With the acquisition of Tigerair, SIA adds to its stable of the premium parent carrier, SilkAir and Scoot. "With all these four vehicles, we have basically covered the full spectrum of travel segments," said Mr Goh. "We will be able to provide the right vehicle for anyone on any sort of budget or destination."

SIA announced its intention to take over and delist the budget carrier last November.

Passengers will eventually be able to purchase one ticket with SIA and travel to destinations offered by all four of its airlines.

Mr Goh said this arrangement will be rolled out on a "gradual basis". It has already been started with SIA's long-haul budget carrier Scoot, but Tigerair would expand this network much further.

He pointed out that SilkAir and SIA travel to only 12 destinations in China but, with Scoot and Tigerair in the mix, they will reach 24.
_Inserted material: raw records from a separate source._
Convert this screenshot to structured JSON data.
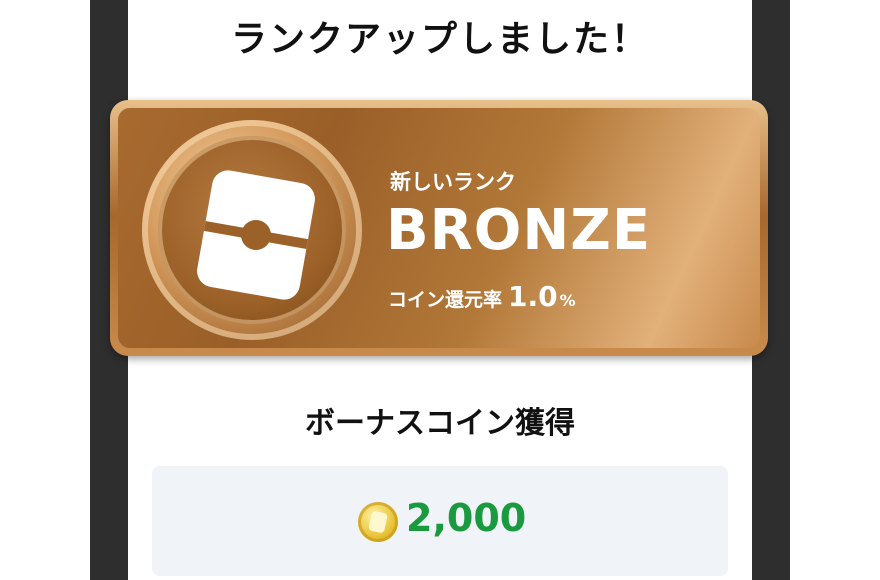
{
  "header": {
    "title": "ランクアップしました！"
  },
  "rank_card": {
    "label": "新しいランク",
    "rank_name": "BRONZE",
    "rate_label": "コイン還元率",
    "rate_value": "1.0",
    "rate_unit": "%"
  },
  "bonus": {
    "title": "ボーナスコイン獲得",
    "amount": "2,000"
  },
  "colors": {
    "bronze": "#a86a2f",
    "amount_green": "#1a9a3f",
    "box_bg": "#f0f3f7",
    "coin_gold": "#e9c63c"
  },
  "icons": {
    "medal": "bronze-medal-icon",
    "coin": "coin-icon"
  }
}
In practice, a passenger from Nanjing in China - which is not served by SIA or SilkAir - would be able to travel on Scoot to Singapore and transfer onto the parent carrier to connect elsewhere in the world.

But Mr Goh added that brand dilution and confusion was a concern, and the group was approaching this cautiously so as not to diminish the parent carrier's premium image.

"We have to make sure our customers understand they are connecting onto a budget product and what to expect from that - that's education that we would have to do," said Mr Goh.

Customers will still be able to buy individual tickets with the budget airlines.

Meanwhile, SIA will start flying its newest A-350 jet to Amsterdam, the Netherlands, on May 9. In July, it will begin flying to Dusseldorf, Germany. SIA will take delivery of its first A-350-900 today and receive 10 more by the end of the year.

In all, SIA has ordered 67 A-350-900s, seven of which are an ultra-long-range variant. They will allow the airline to resume non-stop flights to US destinations such as New York and Los Angeles.

The carrier will take delivery of these seven jets in 2018. SIA has called the A-350 a "gamechanger" and said the jet will allow it to boost its placid long-haul business.

The A-350 is touted by its European maker to be 25 per cent more fuel-efficient than rival aircraft in the same category. It can carry more than 300 passengers in a three-class layout.